“A pergunta é: por que ainda não estávamos no Brasil?”. Foi assim que Eduard R. Dörrenberg, CEO Global da Dr. Wolff Group começou a apresentação da marca ao País.
Fundado em 1905, o grupo alemão familiar desembarca oficialmente no Brasil em 2026, após anos de estudos, planejamento e cautela. “Estive aqui pela primeira vez em 2012 e percebi rapidamente que há uma grande demanda por produtos excelentes para cabelo, pele e dentes. Mas trazer produtos para o Brasil não é simples”, completou.
O atraso, segundo ele, não foi desinteresse, foi estratégia. “Sou ambicioso. E quando entro em um mercado, quero ter certeza de que vai funcionar. O Brasil é um grande consumidor de produtos de higiene, então estamos aqui”, afirmou. Com presença em 69 países e já consolidada na Europa e na Ásia, a empresa pretende conquistar o Brasil e transformá-lo em seu segundo maior mercado nos próximos anos.
“Na Dr. Wolff somos como o Asterix. Uma empresa de médio porte, familiar, lutando todos os dias contra gigantes. Sobrevivemos porque focamos, usamos armas diferentes e fazemos as coisas de outro jeito”, disse ao apresentar o diferencial que trará para o consumidor brasileiro.

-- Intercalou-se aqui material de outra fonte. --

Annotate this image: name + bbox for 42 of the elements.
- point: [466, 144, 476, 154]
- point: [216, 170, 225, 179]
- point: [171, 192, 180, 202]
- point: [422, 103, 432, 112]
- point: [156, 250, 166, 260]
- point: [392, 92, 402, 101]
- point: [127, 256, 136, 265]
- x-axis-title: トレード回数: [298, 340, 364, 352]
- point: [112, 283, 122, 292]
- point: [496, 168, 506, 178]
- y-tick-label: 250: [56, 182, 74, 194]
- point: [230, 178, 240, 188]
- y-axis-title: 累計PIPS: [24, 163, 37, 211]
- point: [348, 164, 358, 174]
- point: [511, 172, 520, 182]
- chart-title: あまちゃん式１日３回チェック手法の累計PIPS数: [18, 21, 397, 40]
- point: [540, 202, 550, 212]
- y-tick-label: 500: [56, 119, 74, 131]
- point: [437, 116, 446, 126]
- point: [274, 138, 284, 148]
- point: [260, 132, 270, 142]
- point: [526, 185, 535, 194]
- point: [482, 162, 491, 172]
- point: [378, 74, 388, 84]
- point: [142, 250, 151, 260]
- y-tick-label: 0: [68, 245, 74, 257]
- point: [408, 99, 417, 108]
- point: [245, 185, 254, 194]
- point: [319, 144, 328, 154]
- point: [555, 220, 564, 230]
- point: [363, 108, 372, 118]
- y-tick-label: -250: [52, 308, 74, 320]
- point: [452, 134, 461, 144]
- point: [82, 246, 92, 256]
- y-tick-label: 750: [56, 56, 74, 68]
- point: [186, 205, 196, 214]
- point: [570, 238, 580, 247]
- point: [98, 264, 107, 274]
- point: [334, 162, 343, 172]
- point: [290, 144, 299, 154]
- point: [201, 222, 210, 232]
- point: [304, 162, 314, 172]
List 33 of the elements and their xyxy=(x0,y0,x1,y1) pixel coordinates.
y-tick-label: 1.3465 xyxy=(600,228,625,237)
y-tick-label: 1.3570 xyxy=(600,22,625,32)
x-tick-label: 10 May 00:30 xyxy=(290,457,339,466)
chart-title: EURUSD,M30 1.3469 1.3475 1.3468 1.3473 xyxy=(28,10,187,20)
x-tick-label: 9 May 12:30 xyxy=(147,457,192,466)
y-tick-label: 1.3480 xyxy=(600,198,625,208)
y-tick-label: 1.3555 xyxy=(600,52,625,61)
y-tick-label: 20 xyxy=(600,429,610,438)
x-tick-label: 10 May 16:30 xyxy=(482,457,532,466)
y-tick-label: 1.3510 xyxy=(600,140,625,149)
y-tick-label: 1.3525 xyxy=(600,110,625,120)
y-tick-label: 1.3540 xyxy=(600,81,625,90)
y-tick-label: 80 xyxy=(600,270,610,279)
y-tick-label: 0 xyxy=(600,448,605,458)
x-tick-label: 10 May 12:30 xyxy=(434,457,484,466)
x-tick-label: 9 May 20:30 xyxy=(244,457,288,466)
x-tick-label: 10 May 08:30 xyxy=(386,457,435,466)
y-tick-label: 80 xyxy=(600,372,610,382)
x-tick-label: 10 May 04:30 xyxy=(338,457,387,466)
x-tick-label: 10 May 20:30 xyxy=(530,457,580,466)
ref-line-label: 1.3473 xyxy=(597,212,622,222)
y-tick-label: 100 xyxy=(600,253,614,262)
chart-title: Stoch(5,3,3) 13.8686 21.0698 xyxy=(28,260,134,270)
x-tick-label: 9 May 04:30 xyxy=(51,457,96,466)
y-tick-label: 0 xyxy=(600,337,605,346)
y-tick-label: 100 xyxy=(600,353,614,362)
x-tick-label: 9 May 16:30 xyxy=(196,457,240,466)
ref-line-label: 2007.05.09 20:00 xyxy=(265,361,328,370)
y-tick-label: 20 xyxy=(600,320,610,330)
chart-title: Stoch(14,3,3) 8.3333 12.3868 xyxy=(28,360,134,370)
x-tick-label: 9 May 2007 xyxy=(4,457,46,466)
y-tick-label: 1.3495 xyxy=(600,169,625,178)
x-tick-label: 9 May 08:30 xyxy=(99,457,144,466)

Esse “outro jeito” passa por ciência, especialização e foco nas necessidades reais do mercado. Hoje, o grupo atua em cinco grandes frentes: cuidados capilares, saúde bucal, dermatologia, ginecologia e cosméticos – sempre baseado em pesquisa clínica e inovação patenteada. São cerca de €491 milhões em faturamento e mais de 930 colaboradores pelo mundo.
Por que o Brasil – e por que agora?
A resposta veio de Tomas Schulz, vice-presidente de Vendas para a América do Sul. Segundo ele, o Brasil sempre esteve no radar, mas o caminho exigia maturidade. “O Brasil é um ‘must’ da América Latina, mas também é um mercado complexo: registro, taxação, logística”, explicou.
O processo levou cerca de quatro anos, sendo dois apenas para registro e estruturação. “Agora, estamos fazendo a entrada certa, com o parceiro certo”, disse Schulz, referindo-se à parceria exclusiva com a RD Saúde, que leva as marcas Alpecin e Bioniq para as farmácias Raia e Drogasil.
Os primeiros sinais animam. “Estamos no mercado há cerca de 45 dias e os resultados estão superando nossas expectativas”, afirmou. Para ele, o comportamento do consumidor brasileiro faz diferença: “O brasileiro testa, comenta, recomenda. A interação nas redes sociais é impressionante”.
Estreia: Alpecin e Bioniq

A estreia acontece com duas marcas. A Alpecin, líder em cuidados capilares masculinos na Alemanha, é reconhecida por ser o primeiro shampoo de cafeína do mundo e inclui os produtos: Caffeine Shampoo C1, sua versão Black Edition e o Caffeine Liquid, que prolonga o ciclo de vida dos fios. A linha pode ser encontrada a partir de R$ 89,99.

Já a linha bucal Bioniq aposta em uma tecnologia ainda pouco difundida no Brasil: a hidroxiapatita biomimética, mineral que compõe o esmalte natural dos dentes e ajuda a reparar microfissuras, reduzir sensibilidade e clarear os dentes. A linha está disponível e inclui Bioniq Repair, Bioniq White Filler e Bioniq Repair Tooth Milk e pode ser encontrada a partir de R$ 49,99.
“Nosso diferencial está em desenvolver produtos que tratam dores reais dos consumidores, combinando inovação científica e eficácia comprovada”, afirmou Dörrenberg.
O mercado ganha mais um novo grande competidor
Depois de 120 anos, a Dr. Wolff parece confortável em não se apressar. Mas também deixa claro que não veio ao Brasil para testar e sim para competir. Como disse o CEO, encerrando sua apresentação: “Eu não gosto de perder. Quero vencer no Brasil de novo”.
Existe um plano robusto de lançamentos. Novidades estão previstas para os próximos anos e a meta estipulada é trazer toda a linha de produtos das 5 frentes da empresa para o mercado brasileiro em três anos.